Bajo la bota de la generala
Finalmente Margarita Robles, que también es juez, y que también retaceó, con una vileza insoportable, el envío de personal. Escuchó durante días el clamor de los olvidados, a todas horas, con todos los tonos del desgarro en sus voces, con toda la desesperación posible en su ánimo, “que venga el Ejército, que venga el Ejército”. La titular de Defensa cerraba la boquita con esa mueca de arrogante suficiencia tan suya, esa que linda con su propia caricatura, y con el mayor de los desprecios recitaba que "a veces no se puede llegar a todo", "hay 120.000 militares en las Fuerzas Armadas que se despalzarían si fuera necesario", y así sucesivamente. "Si fuera necesario", subrayaba cual arpía. Hasta que movió pieza el Rey y envió a su reducido destacament de la Guardia Real para arrimar el hombro no tuvo Margarita el detalle de cumplir con lo que estipula el Artículo 15 de la Ley de Defensa Nacional sobre la obligación de guardar "la seguridad de los ciudadanos en caso de catástrofe y calamidad".

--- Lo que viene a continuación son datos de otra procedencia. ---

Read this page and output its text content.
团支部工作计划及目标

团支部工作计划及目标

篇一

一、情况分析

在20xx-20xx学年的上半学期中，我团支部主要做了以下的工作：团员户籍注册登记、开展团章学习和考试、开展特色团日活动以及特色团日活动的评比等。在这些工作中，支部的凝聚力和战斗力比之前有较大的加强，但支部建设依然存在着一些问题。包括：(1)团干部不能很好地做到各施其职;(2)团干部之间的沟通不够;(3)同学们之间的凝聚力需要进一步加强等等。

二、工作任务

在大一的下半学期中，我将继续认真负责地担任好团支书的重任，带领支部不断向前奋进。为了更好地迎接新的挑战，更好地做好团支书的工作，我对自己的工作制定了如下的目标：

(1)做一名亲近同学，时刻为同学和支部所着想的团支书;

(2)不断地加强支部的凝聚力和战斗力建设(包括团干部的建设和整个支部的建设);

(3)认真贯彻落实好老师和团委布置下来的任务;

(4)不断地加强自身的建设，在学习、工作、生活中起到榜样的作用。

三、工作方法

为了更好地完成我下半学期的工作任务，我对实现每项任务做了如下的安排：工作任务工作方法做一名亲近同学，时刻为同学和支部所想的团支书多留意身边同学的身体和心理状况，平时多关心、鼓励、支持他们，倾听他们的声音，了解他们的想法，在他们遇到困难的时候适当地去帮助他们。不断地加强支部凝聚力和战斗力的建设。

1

Ribera, Marlaska y Robles son los tres arietes utilizados por Sánchez para hacer tambalear el inestable Gobierno valenciano. Sabedor de que nunca conquistará Madrid, y Andalucía por ahora se le resiste, ha decidido aprovechar la Dana para machacar a la ingrávida derecha en ese territorio de desolación. Así se actúa en politica cuando se carece de escrúpulos. Así se entra, por la puerta grande, en la historia de la infamia.